I have finally found solid ground here in Charlotte and it feels really good but it took figuring myself out first. I would argue that if peace and clarity were the chicken and the egg, the peace would indisputably come first. When the waves die down you can see to the bottom of the pond, right? Peace first, clarity second.
For me it ultimately comes down to whether you’re running to or from something and for so long I’ve been desperately trying to run away from Charlotte when what I was really trying to escape was myself. No matter where you go, no matter who you’re with, no matter what you do, you will always be with you. So you have to start there. There’s not a city or a relationship or a job in the world that can change that. Trust me.
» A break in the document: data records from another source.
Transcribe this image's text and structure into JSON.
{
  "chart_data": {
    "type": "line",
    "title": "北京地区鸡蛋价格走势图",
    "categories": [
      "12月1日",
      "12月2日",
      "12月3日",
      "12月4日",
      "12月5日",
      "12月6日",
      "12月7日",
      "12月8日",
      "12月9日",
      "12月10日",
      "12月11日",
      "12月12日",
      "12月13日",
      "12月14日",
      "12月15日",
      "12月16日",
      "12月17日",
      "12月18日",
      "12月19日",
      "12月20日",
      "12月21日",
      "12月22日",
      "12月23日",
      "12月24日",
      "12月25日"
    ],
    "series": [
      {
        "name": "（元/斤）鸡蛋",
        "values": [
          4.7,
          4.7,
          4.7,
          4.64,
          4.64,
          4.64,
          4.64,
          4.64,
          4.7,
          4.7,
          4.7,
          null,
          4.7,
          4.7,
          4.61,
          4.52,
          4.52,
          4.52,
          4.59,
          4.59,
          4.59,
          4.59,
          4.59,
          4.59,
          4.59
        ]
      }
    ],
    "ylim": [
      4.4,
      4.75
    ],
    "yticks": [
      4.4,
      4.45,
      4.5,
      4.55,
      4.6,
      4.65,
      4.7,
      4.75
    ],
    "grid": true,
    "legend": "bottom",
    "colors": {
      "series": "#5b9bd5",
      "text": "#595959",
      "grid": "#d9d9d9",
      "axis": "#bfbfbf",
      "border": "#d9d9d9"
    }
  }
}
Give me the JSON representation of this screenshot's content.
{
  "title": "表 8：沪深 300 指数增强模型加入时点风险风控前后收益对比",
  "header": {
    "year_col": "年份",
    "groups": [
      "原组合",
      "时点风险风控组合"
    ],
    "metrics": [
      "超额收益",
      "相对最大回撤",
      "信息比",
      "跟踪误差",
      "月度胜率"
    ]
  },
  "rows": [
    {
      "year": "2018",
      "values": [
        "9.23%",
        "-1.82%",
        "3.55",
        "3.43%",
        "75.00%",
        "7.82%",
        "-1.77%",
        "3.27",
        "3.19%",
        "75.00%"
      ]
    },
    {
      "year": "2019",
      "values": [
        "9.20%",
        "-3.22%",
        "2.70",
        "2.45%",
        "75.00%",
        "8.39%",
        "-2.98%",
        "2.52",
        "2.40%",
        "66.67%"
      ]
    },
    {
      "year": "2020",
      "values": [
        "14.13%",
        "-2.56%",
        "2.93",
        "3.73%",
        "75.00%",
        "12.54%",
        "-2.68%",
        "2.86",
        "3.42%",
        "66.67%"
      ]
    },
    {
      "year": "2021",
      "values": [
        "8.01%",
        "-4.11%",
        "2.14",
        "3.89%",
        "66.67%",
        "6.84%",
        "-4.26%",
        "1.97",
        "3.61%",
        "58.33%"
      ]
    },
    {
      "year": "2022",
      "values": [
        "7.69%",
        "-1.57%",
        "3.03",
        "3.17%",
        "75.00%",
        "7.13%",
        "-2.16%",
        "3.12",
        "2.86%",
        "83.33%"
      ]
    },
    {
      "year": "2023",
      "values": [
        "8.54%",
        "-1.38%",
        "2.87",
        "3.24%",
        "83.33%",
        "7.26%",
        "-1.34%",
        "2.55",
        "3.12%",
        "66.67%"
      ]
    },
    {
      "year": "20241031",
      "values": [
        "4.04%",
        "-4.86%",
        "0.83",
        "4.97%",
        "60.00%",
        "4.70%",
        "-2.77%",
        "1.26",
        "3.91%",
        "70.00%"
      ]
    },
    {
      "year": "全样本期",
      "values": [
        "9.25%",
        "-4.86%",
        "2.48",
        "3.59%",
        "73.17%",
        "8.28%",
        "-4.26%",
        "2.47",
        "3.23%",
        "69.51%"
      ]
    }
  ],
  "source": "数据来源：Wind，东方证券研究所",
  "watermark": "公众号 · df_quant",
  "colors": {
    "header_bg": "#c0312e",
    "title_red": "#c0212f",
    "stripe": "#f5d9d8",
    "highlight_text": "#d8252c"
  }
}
So while I do think Charlotte is thriving and growing at a rate unmatched anywhere else, I don’t really think it’s all that different than it was four years ago when I got here. I just finally let myself see it now and I see really crazy good things happening for all of us. I feel like we’re witnessing a definitive moment in Charlotte’s history and I just decided I want to be a part of it. I found something to run towards.
An interesting thing happened last month when I flew to New York for work (as I do every few months or so). For the first time possibly ever I had no real desire to live there any more. More importantly though, when I flew back into Charlotte I had no real desire to leave.
I’m really happy here. I have solid friends I finally let in. I have my family. I’m in love in a good and healthy way. I have a great job. I finally don’t hate Charlotte.